Thursday, March 25, 2010

Puro Diaz

My wife heckles me quite a bit about my subscription to The New Yorker. "You pay all this money for one reason, Junot Diaz," she says each time the magazine arrives in our mailbox. "Nah," I respond but I know this to be true as by second-nature I flip to the table of contents and finger-stroll halfway down the page to the fiction icon hoping to see, ...by Junot Diaz. Hell, been doing this routine for fifteen years now.

The New Yorker's recent publication of Diaz's short story, The Pura Principal, returns to the neighborhood or as Diaz puts it the nabe of Drown with his alter ego, Yunior, brother Rafa, and Mami. We encounter Diaz at his best as narrator, Yunior, remains the linguist of lingo, spitting out phrases that validate the Pulitzer Prize winner.

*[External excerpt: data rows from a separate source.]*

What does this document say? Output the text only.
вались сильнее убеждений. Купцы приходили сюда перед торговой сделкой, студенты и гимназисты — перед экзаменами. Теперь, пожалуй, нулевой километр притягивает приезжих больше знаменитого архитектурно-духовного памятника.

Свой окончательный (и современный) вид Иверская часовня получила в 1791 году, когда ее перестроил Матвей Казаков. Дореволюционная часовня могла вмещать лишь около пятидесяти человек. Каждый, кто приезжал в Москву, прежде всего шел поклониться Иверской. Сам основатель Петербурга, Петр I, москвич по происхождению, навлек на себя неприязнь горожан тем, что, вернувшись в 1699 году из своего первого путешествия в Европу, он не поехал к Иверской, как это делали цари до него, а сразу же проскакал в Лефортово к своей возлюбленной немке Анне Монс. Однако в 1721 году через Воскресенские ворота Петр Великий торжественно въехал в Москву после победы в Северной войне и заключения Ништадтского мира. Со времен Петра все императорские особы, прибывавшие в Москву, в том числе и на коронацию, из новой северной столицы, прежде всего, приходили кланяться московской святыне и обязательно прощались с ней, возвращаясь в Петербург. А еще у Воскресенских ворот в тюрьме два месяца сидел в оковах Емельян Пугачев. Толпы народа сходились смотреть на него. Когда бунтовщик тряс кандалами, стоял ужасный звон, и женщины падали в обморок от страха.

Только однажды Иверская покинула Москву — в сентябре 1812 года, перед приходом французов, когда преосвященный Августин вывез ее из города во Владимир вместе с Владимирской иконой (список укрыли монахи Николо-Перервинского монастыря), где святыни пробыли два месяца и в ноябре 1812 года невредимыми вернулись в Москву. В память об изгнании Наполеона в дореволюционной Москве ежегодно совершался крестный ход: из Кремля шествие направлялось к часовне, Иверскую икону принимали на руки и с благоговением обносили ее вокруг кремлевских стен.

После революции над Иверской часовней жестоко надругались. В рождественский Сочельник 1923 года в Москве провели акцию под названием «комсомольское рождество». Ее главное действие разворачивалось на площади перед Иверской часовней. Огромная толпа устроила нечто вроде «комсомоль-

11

It's a story about sickness, both mental and physical; Mami cures her locura through the bible, Yunior copes with marijuana, and cancer ridden Rafa takes to parrying and exchanging blows with the aftermath of his chemo. "He prided himself on being the neighborhood lunatic, wasn't going to let a little thing like cancer get in the way of his official duties," writes Diaz. "Not a week out of the hospital, he cracked this illegal Peruvian kid in the face with a hammer..."

In vintage Diaz fashion, the characters survive with tragic honesty. At first Rafa has little trouble holding his own with the cancer. He thinks himself some superhero gato loco with nine lives until his eventual demise arrives not in death, but with Pura Adama or as Mami called her, Pura Mierda. Mami knew the fresh-off-the-boat-didn't-have-no-papers Dominicana was out to fit a ring around her finger to become legit. As Yunior put it, "Something about Pura's face, her timing, her personality, just drove Mami batshit." True to Mami's prophecy, Rafa pulled a reverse Houdini and found himself shackled to la Pura.

And although it came as a surprise to Yunior, Mami wasn't having it, wasn't going to take her querido Rafa in with his new wifey. With their vices in tote the story moves on; Mami con la biblia, Yunior la mota, y Rafa la Pura Mierda. Mami knew Rafa would (eventually) find his way home. By the time Pura called, she had wrung Rafa dry. He was near death when Yunior found him and the fever had scrambled his mind into mad delusion. There would be no tomorrow for Pura; it was as if she'd never existed; it was as if Rafa had never left home.


The Pura Principle. Diaz, Junot, The New Yorker: March 22, 2010

1 comment:

Anonymous said...

For us more frugal folks, who don't want to pay the yearly subscription fees, the Junot Diaz story can also be read FREE online at newyorker.com.I printed it out and enjoyed it a few days ago. Well worth your time to read.